The transmittance at an optical path length of 115mm was measured by the following procedure. Using the styrene resin composition particles, at the cylinder temperature of 230 degrees C, mold temperature of 50 degrees C under injection molding, molding 127 x 3mm thick plate shaped article. The samples used for evaluation of the long-term heat stability are stored in an oven at 80 ℃ for 1000 hours. Subsequently, a test piece having a thickness of 115 × 85 × 3mm was cut out from the plate-shaped molded article, and the end face was polished to obtain a plate-shaped molded article having a mirror surface on the end face. The plate-like molded article after polishing was measured for spectral transmittance at a wavelength of 350nm to 800nm at an optical path length of 115mm under the condition of incident light having a size of 20X 1.6mm and a divergence angle of 0 DEG using an ultraviolet-visible spectrophotometer V-670 manufactured by JASCO corporation.
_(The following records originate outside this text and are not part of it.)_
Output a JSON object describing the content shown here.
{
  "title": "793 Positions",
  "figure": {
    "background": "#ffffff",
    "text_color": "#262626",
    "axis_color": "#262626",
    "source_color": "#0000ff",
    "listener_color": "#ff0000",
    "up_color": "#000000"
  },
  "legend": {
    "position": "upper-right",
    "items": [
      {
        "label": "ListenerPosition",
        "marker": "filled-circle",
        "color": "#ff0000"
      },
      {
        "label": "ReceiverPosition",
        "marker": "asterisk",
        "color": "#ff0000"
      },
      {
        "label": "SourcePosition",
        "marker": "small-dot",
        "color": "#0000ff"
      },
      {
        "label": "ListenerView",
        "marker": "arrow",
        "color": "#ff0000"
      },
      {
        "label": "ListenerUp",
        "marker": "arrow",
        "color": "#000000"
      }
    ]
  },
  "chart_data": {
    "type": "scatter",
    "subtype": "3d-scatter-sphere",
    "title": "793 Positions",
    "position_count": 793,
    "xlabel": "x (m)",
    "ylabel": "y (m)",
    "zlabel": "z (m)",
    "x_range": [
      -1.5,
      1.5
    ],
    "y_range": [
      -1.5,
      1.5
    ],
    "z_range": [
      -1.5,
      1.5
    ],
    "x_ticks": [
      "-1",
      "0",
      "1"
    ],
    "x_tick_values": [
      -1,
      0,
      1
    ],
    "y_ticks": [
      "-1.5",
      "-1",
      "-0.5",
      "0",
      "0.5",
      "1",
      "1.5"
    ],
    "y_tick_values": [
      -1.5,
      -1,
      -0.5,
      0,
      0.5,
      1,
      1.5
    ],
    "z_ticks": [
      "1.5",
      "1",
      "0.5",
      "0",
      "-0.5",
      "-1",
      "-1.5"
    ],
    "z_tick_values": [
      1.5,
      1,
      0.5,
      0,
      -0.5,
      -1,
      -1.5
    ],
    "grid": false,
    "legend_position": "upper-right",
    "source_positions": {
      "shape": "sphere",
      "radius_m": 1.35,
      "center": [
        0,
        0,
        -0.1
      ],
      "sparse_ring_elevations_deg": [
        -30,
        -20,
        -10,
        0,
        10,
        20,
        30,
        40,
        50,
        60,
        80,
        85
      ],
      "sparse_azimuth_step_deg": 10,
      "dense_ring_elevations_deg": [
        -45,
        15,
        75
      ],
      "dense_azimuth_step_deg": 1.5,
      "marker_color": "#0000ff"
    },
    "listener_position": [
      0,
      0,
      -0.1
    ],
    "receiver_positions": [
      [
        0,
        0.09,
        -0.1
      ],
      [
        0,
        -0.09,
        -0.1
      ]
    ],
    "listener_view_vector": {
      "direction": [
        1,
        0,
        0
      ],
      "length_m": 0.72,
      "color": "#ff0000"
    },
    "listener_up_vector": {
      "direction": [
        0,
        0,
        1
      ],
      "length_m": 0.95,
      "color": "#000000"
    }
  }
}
The light guide plate is a member having a function of guiding light incident from an end surface (side surface) of a plate-like molded article to a front surface (light-emitting surface) of the molded article by a reflection pattern formed on a rear surface (non-light-emitting surface) of the molded article to emit light on the surface. The reflective pattern can be formed by a screen printing method, an injection molding method, a laser method, an inkjet method, or the like. When the light guide plate is formed from a plate-shaped molded article, the entire incident surface or end surface of light is preferably polished to form a mirror surface. In addition, in order to improve uniformity of the emitted light, a prism pattern or the like may be provided on the front surface (light-emitting surface) of the plate-shaped molded article. The pattern on the front or rear surface of the plate-shaped molded article may be formed during molding of the plate-shaped molded article, for example, by forming a pattern by a mold shape during injection molding, or by transferring a pattern by a roller during extrusion molding.